O primeiro mandamento

“Amarás o Senhor, teu Deus, com todo o teu coração, com toda a tua alma e com todas as tuas forças” (Dt 6, 5). Essas palavras do Deuteronômio convidam o homem a acreditar em Deus, a esperar n’Ele e a amá-Lo sobre todas as coisas (Cf. Catecismo, 2134).

Embora se costume expressar isso de modo sintético com a fórmula “amarás a Deus sobre todas as coisas”, na realidade, “o primeiro preceito abrange a fé, a esperança e a caridade” (Cf.
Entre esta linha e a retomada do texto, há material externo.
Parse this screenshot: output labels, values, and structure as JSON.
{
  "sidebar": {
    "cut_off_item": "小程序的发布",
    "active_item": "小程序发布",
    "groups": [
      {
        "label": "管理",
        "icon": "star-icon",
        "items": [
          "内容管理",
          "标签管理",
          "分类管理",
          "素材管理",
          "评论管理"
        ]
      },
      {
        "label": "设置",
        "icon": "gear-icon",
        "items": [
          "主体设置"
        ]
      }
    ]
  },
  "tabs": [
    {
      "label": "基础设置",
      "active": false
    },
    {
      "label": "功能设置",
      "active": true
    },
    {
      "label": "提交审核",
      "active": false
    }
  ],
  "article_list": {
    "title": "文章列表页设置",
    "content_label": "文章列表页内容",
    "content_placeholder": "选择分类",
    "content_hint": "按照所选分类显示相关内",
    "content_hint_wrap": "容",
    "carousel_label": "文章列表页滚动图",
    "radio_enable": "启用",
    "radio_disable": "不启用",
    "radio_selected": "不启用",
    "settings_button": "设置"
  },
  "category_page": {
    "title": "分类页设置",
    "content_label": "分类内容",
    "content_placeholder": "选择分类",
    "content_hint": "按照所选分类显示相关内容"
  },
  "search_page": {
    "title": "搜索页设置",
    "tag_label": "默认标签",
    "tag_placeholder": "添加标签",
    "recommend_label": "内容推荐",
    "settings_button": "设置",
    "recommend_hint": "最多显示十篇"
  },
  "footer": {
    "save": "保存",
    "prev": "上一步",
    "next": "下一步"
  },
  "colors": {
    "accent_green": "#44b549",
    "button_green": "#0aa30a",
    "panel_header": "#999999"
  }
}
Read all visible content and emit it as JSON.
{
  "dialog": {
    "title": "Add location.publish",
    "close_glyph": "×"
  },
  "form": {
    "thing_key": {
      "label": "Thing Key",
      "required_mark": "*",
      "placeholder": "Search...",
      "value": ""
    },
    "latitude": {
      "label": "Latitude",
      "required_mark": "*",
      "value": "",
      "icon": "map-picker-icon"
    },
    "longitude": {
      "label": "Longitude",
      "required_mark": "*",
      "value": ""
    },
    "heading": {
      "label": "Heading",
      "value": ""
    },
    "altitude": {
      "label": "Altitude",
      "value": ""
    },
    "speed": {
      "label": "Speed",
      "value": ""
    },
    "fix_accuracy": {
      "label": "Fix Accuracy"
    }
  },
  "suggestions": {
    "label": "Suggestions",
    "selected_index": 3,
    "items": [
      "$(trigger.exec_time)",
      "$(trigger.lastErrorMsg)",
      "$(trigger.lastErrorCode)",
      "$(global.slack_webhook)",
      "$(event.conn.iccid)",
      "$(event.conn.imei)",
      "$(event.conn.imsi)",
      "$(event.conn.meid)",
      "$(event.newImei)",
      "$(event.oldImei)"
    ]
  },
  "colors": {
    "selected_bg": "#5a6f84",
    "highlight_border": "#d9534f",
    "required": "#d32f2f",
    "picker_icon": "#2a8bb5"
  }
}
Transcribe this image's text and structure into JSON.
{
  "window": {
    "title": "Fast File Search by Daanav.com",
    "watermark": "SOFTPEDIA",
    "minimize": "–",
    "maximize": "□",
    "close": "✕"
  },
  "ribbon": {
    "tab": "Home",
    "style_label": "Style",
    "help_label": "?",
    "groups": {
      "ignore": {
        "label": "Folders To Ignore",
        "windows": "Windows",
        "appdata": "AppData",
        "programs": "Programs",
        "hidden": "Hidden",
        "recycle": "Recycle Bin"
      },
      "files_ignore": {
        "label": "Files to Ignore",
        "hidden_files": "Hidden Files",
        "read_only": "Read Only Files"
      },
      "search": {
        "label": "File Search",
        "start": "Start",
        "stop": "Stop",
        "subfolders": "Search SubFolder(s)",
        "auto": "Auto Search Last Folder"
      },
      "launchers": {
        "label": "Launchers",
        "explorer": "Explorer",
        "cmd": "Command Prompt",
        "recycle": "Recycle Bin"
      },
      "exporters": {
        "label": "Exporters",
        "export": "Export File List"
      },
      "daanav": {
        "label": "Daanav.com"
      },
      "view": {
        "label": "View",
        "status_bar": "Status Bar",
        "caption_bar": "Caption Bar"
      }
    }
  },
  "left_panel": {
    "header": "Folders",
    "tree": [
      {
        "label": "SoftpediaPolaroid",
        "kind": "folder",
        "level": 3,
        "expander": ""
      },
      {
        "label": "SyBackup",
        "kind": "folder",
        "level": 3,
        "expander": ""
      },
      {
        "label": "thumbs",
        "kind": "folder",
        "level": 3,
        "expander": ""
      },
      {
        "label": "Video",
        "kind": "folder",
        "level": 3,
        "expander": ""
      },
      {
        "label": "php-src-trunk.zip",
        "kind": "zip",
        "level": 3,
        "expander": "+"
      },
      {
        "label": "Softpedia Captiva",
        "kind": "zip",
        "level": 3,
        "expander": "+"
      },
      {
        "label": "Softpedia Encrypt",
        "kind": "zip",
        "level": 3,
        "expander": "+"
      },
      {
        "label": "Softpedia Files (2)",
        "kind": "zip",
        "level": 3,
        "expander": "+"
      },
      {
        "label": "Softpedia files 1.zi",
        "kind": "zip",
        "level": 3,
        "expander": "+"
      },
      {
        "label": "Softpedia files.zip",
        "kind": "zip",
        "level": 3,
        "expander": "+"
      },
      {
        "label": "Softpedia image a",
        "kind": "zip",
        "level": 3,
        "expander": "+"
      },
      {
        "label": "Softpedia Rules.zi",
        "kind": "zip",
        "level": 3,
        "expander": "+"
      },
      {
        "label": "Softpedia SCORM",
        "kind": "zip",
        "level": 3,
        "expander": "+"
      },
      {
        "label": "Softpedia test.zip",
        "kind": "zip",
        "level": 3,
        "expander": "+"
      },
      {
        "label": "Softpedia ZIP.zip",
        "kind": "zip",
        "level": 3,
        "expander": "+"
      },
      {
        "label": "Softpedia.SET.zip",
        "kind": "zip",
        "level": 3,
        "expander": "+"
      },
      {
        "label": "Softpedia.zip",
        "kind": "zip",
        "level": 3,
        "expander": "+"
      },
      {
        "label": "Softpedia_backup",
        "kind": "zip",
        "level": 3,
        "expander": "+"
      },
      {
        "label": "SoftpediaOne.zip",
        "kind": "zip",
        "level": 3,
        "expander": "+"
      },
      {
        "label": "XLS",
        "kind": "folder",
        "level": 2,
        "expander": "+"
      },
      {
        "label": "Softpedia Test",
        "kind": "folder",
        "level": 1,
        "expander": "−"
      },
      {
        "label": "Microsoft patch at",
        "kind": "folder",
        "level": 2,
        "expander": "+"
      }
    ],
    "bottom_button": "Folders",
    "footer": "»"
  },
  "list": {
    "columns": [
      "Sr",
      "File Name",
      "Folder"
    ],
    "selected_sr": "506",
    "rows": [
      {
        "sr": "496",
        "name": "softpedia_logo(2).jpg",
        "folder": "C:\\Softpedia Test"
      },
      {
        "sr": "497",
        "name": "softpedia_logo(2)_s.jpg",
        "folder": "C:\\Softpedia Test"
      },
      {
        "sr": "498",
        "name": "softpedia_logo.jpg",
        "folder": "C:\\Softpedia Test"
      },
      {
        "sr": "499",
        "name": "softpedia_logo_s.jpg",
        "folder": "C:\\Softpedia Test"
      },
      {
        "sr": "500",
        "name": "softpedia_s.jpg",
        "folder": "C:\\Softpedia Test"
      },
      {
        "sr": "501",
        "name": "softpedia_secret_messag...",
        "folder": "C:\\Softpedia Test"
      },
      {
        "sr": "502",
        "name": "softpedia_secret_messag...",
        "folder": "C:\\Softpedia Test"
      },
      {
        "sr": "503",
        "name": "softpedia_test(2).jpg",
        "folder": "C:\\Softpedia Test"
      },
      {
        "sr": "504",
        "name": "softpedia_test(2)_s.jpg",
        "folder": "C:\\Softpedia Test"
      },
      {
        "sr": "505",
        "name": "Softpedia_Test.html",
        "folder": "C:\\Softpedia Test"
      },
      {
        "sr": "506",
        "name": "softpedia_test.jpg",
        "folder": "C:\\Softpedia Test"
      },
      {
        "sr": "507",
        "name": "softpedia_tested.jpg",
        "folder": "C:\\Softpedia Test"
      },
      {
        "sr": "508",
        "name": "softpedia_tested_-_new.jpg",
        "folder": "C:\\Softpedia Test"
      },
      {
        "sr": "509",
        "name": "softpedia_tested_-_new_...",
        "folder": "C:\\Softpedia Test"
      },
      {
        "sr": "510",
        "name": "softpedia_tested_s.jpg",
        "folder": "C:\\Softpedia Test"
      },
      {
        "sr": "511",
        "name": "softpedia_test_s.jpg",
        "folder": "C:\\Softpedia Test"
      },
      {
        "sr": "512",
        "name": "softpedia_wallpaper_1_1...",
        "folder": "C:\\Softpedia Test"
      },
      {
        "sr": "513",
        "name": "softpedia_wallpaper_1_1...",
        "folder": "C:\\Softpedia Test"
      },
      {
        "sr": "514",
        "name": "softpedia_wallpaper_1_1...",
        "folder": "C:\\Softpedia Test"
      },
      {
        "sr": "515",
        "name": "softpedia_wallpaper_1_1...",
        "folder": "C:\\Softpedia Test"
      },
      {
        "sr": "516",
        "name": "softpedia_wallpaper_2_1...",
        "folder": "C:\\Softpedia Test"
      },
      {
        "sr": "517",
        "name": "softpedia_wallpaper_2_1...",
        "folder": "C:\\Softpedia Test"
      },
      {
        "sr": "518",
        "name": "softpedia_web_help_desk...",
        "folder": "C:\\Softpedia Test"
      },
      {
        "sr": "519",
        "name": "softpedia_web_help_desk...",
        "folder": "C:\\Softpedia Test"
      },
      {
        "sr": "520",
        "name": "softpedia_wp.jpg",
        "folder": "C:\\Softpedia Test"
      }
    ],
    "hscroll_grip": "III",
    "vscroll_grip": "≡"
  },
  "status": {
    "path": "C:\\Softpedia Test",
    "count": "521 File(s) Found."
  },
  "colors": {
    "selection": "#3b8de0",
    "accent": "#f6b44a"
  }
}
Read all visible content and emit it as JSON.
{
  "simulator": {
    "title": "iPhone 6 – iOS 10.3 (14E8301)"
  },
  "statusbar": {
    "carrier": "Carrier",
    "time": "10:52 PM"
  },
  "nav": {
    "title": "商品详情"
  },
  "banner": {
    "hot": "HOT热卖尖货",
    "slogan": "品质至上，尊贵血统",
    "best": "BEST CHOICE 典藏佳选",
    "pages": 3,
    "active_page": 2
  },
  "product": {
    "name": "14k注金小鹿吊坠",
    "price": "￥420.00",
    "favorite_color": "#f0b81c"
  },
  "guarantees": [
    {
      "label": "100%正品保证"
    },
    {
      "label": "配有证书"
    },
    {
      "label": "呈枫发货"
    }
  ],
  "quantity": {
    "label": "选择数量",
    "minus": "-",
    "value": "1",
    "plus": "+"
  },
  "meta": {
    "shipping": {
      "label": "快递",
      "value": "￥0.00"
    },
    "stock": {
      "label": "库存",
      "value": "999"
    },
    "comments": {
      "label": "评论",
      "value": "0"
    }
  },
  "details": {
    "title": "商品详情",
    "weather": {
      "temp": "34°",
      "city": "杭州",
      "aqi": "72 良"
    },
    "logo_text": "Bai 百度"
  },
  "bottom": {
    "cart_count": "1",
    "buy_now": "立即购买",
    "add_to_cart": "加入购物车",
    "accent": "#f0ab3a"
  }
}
Catecismo, 2086), porque a caridade nos capacita para amar de modo divino, mas não é possível sermos movidos ao amor que Deus merece sem conhecê-lo verdadeiramente, com a luz da fé e sem reconhecê-lo como o bem total a que aspiramos e que confiamos alcançar pela esperança.

O próprio Jesus confirmou que “o primeiro mandamento é: Ouve, Israel, o Senhor nosso Deus é o único Senhor; amarás o Senhor teu Deus de todo o teu coração, de toda a tua alma, de todo o teu espírito e de todas as tuas forças” (Mc 12, 28-30). É essencial que este mandamento ocupe realmente o seu lugar na vida de cada pessoa: é o primeiro, não só na ordem do decálogo que aprendemos, mas em importância existencial, porque é o único fundamento possível para configurar uma vida humana bem-sucedida.

Sentido do primeiro mandamento

Nossa liberdade permite que nos proponhamos fins muitos diversos e que tomemos decisões para nos encaminharmos rumo a eles. Muitos desses fins são procurados como meios para alcançar outros fins. Sempre há um, porém, que podemos chamar fim último e que não é querido com o objetivo de alcançar outro fim, mas por si mesmo. É o que a pessoa considera seu bem máximo, ao qual subordina a seleção e a busca de todos os fins intermediários: escolhe e atua na vida conforme considera que algo o aproxima ou não do seu fim, favorece-o mais ou menos; e julga com o mesmo critério se os esforços e empenho exigidos por outros fins intermediários valem a pena. O fim último que uma pessoa estabelece para si mesma determina a ordem do amor em sua vida.

Mas se alguém estabelece para si (ou age se tivesse estabelecido) um fim último errado (que não é capaz de preencher sua vida, embora pareça prometê-lo: a fama, as riquezas, o poder...), todas as suas decisões sobre os fins intermediários serão condicionadas por essa desordem do amor. E a liberdade, submetida em seu exercício por esta mentira, acaba prejudicando a pessoa, ou mesmo destruindo-a (Cf., por exemplo, Catecismo, 29).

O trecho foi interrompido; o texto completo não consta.